I have a Dual GTX590 SLI (4GPU inside), however my deviceTest is very strange:

bandwidthTest --memory=pageable --device=1

[bandwidthTest] starting...

C/bin/linux/release/bandwidthTest Starting...

Running on...

Device 1: GeForce GTX 590

 Quick Mode

Host to Device Bandwidth, 1 Device(s), Paged memory

   Transfer Size (Bytes)	Bandwidth(MB/s)

   33554432			3077.7

Device to Host Bandwidth, 1 Device(s), Paged memory

   Transfer Size (Bytes)	Bandwidth(MB/s)

   33554432			3107.7

Device to Device Bandwidth, 1 Device(s)

   Transfer Size (Bytes)	Bandwidth(MB/s)

   33554432			132716.7
bandwidthTest --memory=pinned --device=1

[bandwidthTest] starting...

C/bin/linux/release/bandwidthTest Starting...

Running on...

Device 1: GeForce GTX 590

 Quick Mode

Host to Device Bandwidth, 1 Device(s), Pinned memory

   Transfer Size (Bytes)	Bandwidth(MB/s)

   33554432			3168.0

Device to Host Bandwidth, 1 Device(s), Pinned memory

   Transfer Size (Bytes)	Bandwidth(MB/s)

   33554432			3198.8

Device to Device Bandwidth, 1 Device(s)

   Transfer Size (Bytes)	Bandwidth(MB/s)

   33554432			132642.7

[bandwidthTest] test results...

PASSED

> exiting in 3 seconds: 3...2...1...done!

host to device and device to host is the same for all GPUs when I tried, only device to device for device 0 is slower maybe because it is used for graphic. I have PCIe x16 v2.0

Does SLI make the thing slower ?

Thanks

What mainboard do you use?

product: Maximus IV Extreme
vendor: ASUSTeK Computer INC.

I attached the lshw and lspci as well
lspci.txt (76.6 KB)
lshw.txt (32.5 KB)

I tried to disable SLI and it still the same. Is there anything strange with my hardware ?

Into which slots did you install the cards and how did you configure the PCIe x16 lane switch?

Your mainboard has only one PCIe x16 slot with full bandwidth. With two cards you have the choice of either two PCIe x8 slots, or two PCIe x16 slots between an NF200 switch that allows the two cards to share one PCIe x16 port. The latter option would enable each of the cards the full bandwidth of a PCIe x16 port, but not both at the same time.
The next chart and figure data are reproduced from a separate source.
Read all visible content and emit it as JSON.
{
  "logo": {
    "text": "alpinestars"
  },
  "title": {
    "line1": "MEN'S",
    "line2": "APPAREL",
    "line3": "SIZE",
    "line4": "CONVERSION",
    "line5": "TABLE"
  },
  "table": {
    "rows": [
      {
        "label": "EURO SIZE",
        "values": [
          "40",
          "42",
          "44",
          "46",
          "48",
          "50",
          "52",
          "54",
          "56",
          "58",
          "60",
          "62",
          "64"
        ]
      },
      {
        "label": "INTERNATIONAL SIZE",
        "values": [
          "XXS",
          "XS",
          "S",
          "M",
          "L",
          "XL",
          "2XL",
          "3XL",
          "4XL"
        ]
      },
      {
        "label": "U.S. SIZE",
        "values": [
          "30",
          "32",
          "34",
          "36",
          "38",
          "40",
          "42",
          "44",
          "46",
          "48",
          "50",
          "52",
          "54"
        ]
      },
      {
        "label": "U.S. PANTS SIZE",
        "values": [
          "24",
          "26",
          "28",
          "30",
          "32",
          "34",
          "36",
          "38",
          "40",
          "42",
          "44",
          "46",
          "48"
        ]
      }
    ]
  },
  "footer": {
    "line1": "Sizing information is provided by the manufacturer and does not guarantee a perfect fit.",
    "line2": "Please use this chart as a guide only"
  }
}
I’d guess that you have the two cards installed in the two PCIe x8 slots, which would explain your findings.

Thanks tera,
I did check in the BIOS as well as looked at the slot in the board where the 2 card is installed and It’s actually in two x16 position

So are the cards in slots 3 and 5 (PCIE_X16_2 and PCIE_X16_4)? If they are in slots 1 and 3 (or 1 and 5), you will only get x8 bandwidth for the first card.

Yes I see the manual as well, It’s in x16_2 and x16_4. I tried to remove _x2 and only run 1 on x4, still the same performance result.

Does the graphic output affect the performance result ? Because I have one of the two cards connected to my monitor.